Das
Aquarium mit einheimischen Fischarten ist zur Zeit so gut wie ganz in Vergessenheit
geraten.
Welcher Junge fängt sich heute noch Stichlinge im Bach und hält diese zu Hause, abgesehen davon, daß er es ohne besondere Erlaubnis gar nicht darf?
Ja, wo gibt es überhaupt noch Stichlinge, Bitterlinge, Mühlkoppen und andere Kaltwasserfische?
Im Fachhandel gibt es sie selten oder überhaupt nicht zu kaufen.
Ab und an findet man einige kleine Weißfische, z. B. Plötzen in Angelsportgeschäften als Köderfische, aber Plötzen eignen sich als Aquarienfische im eigentlichen Sinne nicht.
Stichlinge kommen in klaren, sauberen Wiesenbächen vor, in kleinen Teichen, z. B. in städtischen Anlagen und deren Entwässerungsgräben. Sie benötigen Lebendfutter und sind mit einem 20 cm breitem Netz relativ einfach zu fangen.
Wo Bitterlinge vorkommen, muß es auch die Malermuschel geben, denn die Bitterlinge brauchen diese zu ihrer Fortpflanzung. Die Malermuschel kommt nur in sauberen Gewässern mit schlammigem Bodengrund vor.
So kommen z. B. im Dümmersee/Niedersachsen Malermuscheln vor, wahrscheinlich wird es dort auch Bitterlinge geben. Im Dümmersee kann man keine Bitterlinge fangen, da alles unter Naturschutz steht. Einige Züchtereien von Kaltwasserfischen haben sich auf die Zucht von Aquarienfischen spezialisiert. Wenn man sich bemüht, kann man also noch solche Fische erwerben.
Ein Kaltwasserbecken mit einheimischen Fischarten bietet vor allem Probleme, weil es in unseren Wohnungen zu warm wird; die Fische vertragen diese hohen Temperaturen und den meist damit einhergehenden Sauerstoffmangel nicht.
Solch ein Kaltwasserbecken könnte man sehr schön mit einheimischen Wasserpflanzen, wie Pfeilkraut, Wasserpest, Flutendem Hahnenfuß und Vallisnerien einrichten.

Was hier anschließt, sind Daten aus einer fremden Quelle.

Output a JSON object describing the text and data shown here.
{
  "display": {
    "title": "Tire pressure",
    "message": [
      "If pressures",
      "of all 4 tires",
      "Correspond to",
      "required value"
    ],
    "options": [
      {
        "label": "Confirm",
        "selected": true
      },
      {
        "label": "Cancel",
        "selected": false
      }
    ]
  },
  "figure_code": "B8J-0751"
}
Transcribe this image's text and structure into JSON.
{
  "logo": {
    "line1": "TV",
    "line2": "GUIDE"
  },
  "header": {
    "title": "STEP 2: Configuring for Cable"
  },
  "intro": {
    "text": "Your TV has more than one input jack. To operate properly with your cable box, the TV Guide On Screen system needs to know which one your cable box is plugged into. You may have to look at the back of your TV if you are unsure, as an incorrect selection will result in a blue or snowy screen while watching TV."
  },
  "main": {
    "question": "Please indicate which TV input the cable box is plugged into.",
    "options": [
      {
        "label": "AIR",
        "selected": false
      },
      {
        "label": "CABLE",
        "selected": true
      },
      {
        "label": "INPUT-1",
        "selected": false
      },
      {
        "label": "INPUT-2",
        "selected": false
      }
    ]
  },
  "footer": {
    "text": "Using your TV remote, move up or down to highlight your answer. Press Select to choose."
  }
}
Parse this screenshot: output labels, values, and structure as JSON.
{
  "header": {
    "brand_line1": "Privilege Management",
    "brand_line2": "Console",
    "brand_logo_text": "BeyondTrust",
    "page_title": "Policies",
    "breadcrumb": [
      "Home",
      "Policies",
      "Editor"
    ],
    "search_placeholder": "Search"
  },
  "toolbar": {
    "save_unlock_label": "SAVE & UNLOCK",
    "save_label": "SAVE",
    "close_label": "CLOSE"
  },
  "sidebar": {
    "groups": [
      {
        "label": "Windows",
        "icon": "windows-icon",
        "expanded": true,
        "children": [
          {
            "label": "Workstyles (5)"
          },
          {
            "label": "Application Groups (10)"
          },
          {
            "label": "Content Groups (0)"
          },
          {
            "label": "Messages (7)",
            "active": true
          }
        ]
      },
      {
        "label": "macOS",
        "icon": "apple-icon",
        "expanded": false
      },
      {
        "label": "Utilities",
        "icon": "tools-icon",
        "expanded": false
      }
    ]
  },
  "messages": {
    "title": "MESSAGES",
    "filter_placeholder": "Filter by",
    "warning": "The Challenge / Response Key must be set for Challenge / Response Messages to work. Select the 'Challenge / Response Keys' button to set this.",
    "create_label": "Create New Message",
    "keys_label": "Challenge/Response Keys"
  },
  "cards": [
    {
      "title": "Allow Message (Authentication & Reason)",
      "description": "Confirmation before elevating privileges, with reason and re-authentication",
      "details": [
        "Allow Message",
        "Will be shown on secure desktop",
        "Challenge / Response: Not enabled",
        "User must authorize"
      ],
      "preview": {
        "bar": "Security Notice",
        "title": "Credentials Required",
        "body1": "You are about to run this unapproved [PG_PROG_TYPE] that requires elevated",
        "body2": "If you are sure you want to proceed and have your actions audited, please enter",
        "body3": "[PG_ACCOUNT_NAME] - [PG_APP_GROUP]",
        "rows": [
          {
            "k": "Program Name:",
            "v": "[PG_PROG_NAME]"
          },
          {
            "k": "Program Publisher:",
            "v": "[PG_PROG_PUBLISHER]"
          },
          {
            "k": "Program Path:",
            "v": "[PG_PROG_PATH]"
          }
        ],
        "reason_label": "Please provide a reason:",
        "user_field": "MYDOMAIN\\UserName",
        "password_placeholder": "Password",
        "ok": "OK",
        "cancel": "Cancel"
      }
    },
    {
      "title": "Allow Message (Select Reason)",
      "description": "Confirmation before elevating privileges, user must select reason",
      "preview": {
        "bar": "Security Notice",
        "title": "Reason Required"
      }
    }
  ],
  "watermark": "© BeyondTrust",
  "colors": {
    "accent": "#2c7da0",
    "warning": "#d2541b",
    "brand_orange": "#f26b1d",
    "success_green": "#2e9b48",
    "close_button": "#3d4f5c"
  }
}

Im Frühjahr, mit höher steigender Sonne und wärmeren Temperaturen, können wir im Kaltwasserbecken die Balz- und Laichspiele mancher einheimischen Fische beobachten.
Es wäre wirklich wünschenswert, wenn sich mehr Aquarianer diesem Gebiet zuwenden würden. Es erfordert jedoch viel Fachwissen und mehr Können als das Gebiet der Warmwasseraquaristik.
Die Verschmutzung unserer Gewässer nimmt hoffentlich in Zukunft in zunehmendem Maße ab, weshalb es lohnen würde, einige jetzt vom Aussterben bedrohte Fischarten über die nächsten zehn Jahre hinwegzuretten und dann in ihre heimischen Gewässer wieder auszusetzen.
Das sollte man natürlich nicht wahllos tun, sondern in Zusammenarbeit mit den örtlichen Fischereivereinen oder mit dem Angelverein, der über die Bestimmungen Bescheid wissen müßte.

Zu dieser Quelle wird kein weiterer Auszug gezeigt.